In the vigorous reaction of her whole being, she wondered at her past meekness, as at the unworthy subservience of another. How had she borne it all so long? Why had she borne it? She had behaved towards Morris just as his parents and relatives had behaved from his childhood. She had criticised them unsparingly in her thought, and all the time, she, too, had been victimising herself that he might be content, untroubled, indulged, easy in his boundless egotism.

When she thought of her long patience in certain matters, she shrivelled with shame. Reaction is a terrible exaggerater. Under its influence Sophy saw herself as a wretched puppet sewn together of rags of sentiment. If at the first she had been courageous, if she had said to him fearlessly: "Either things must be different or we must part," how much better it would have been than this long-suffering condonement of what she despised!

What was it in her nature, what hidden spring that had led her to act Griselda to two such men as Chesney and Loring? She knew herself fundamentally imperious, impulsive, not to be commandeered. Why, then, had she coerced herself to sit meekly in two houses of bondage, and for long, long years?

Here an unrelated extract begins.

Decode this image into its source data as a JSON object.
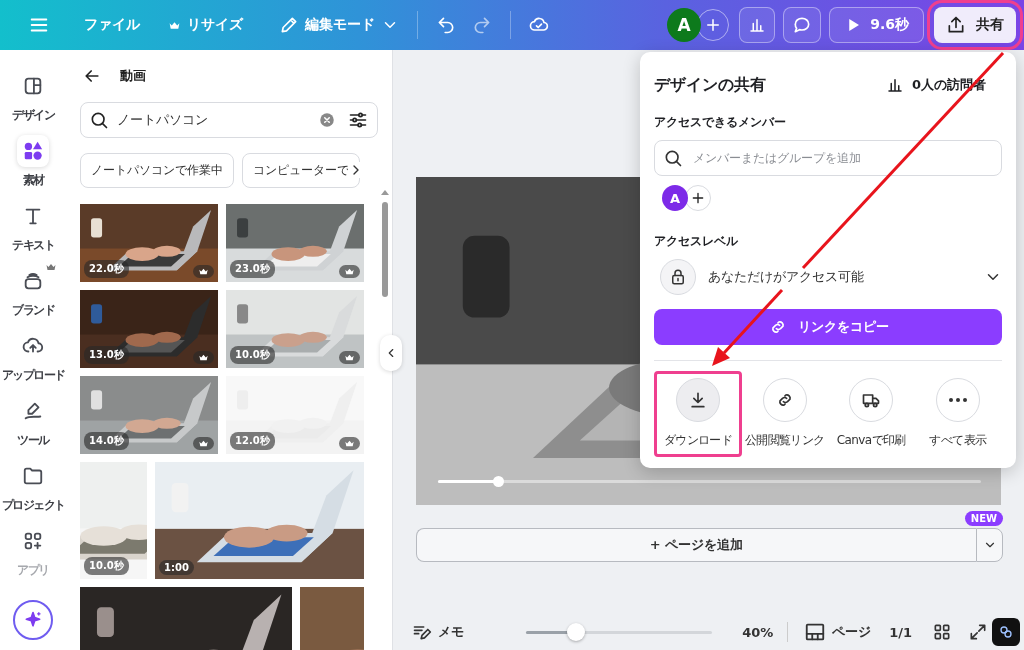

She wondered and wondered over it. Yet the answer was very simple. She was tender-hearted, and she was one of the women who watch long by the sepulchre of Love, lest perchance he may be not dead but sleeping, and she not there to roll away the stone.

She gave up trying to solve the riddle of her own state at last, and set to work to put her thoughts in order.

First of all, then, she must be free again.

To be free she must be true—quite truthful. This made her shrink. But the pain would be only temporary. His nature could not long sustain any emotion. Besides, such pain as he would feel would come from wounded pride and jealousy, not from love.